Americans work more than most people in the world, 122 hours more a year than the British, and nearly 10 weeks more than Germans. And the U.S. economy has swelled, thanks to this labor, doubling in size over the last 30 years.
"We're not sharing in these productivity gains," says John de Graaf, the national coordinator for Take Back Your Time, an advocacy group pushing for paid vacation time and other worker protections, and the author of the forthcoming book "What's the Economy for Anyway?."
And the extra work has taken a toll on America's health. A 2007 study by Emory University's school of public health found that Americans 50 years or older were more likely to suffer from cancer, diabetes and heart disease than Europeans at the same age. "We have more chronic diseases in old age," says de Graaf. "And those are very expensive diseases."
To really battle stress, de Graaf believes we need to reduce our country's vast disparities in wealth. "Taming inequality is the most important thing. The top one percent is garnering nearly a quarter of all the income in this country. It's outrageous, really."
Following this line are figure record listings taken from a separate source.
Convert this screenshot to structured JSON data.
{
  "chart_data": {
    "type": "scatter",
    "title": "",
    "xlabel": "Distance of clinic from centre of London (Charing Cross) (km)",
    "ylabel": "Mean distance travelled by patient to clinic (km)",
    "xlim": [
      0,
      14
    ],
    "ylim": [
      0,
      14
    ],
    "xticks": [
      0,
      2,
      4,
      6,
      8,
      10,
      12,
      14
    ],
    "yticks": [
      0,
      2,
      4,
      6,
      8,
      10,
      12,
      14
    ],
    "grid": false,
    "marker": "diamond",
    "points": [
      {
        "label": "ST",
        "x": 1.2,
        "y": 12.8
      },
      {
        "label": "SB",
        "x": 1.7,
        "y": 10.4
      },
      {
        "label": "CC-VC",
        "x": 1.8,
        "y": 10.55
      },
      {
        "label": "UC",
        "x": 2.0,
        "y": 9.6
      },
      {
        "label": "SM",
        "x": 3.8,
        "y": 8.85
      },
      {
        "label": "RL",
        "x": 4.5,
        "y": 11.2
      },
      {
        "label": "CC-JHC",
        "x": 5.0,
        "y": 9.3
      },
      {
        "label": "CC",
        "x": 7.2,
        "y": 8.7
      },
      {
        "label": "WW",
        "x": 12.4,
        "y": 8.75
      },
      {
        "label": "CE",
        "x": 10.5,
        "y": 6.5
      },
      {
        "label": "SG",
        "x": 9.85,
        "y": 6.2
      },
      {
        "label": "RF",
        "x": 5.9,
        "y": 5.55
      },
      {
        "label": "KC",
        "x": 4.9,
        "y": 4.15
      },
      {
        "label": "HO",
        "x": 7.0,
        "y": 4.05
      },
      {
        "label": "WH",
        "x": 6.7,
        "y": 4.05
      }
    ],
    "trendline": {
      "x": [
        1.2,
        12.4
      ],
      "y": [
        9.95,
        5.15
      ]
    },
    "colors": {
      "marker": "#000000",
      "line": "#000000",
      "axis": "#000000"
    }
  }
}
"There's no silver bullet here," he admits, but he believes increasing the minimum wage would be one powerful way to reduce the psychological burden on many Americans. Giving workers greater control over their hours would also go far. A law passed in Netherlands in 2000 allows employees to request a reduction in their hours, from five days to four, for example. Their wages are cut proportionately and their benefits pro-rated, but the employer must grant the request, unless it's at an intolerable financial cost to the company.
Such a bill would likely get strangled on arrival in America's political system. Not only does the lack of universal health care make such a law immensely more complicated, but America's political attitudes are in general more hostile to mandates on business.
De Graaf helped Rep. Alan Grayson draft his "Paid Vacation Act" back in 2009, which would, if successful, have required companies with more than 100 employees to offer one week of paid vacation time.
"We were attacked for that as if we were advocating the end of human civilization," says De Graaf. The bill found only five Democratic co-sponsors.
A few companies these days seem to understand the importance of workers' health and well-being to productivity and profits. Zappos, Patagonia, and a handful of other firms offer flexible policies to balance work and life, and have become sought-after destinations for young talent.
But this doesn't necessarily represent a tidal change.
"This is going to take rules," says de Graaf. "It's going to take legislation. We need regulations. A football game doesn't work if one team can go in wearing brass knuckles."
It used to be the oft-repeated dream of economists and philosophers that productivity could reach a point where human beings would only need to a work a few hours a day, and still provide for all their needs.
More than 200 years ago Benjamin Franklin wrote: "If every Man and Woman would work for four Hours each Day on something useful, that Labour would produce sufficient to procure all the Necessities and Comforts of Life, Want and Misery would be banished out of the World, and the rest of the 24 hours might be Leisure and Pleasure."
Since Franklin's day, efficiency has increased mightily, but the 20-hour work week is too ludicrous an idea to pass the lips of any mainstream politician.
In an interview in last month's Businessweek, Mitt Romney said "the primary role of the government is to encourage the innovation and risk-taking and entrepreneurship of the American people."
"That would come as news to Thomas Jefferson," says de Graaf. "He said on a number of occasions that the only purpose of government was to increase the happiness of its citizens."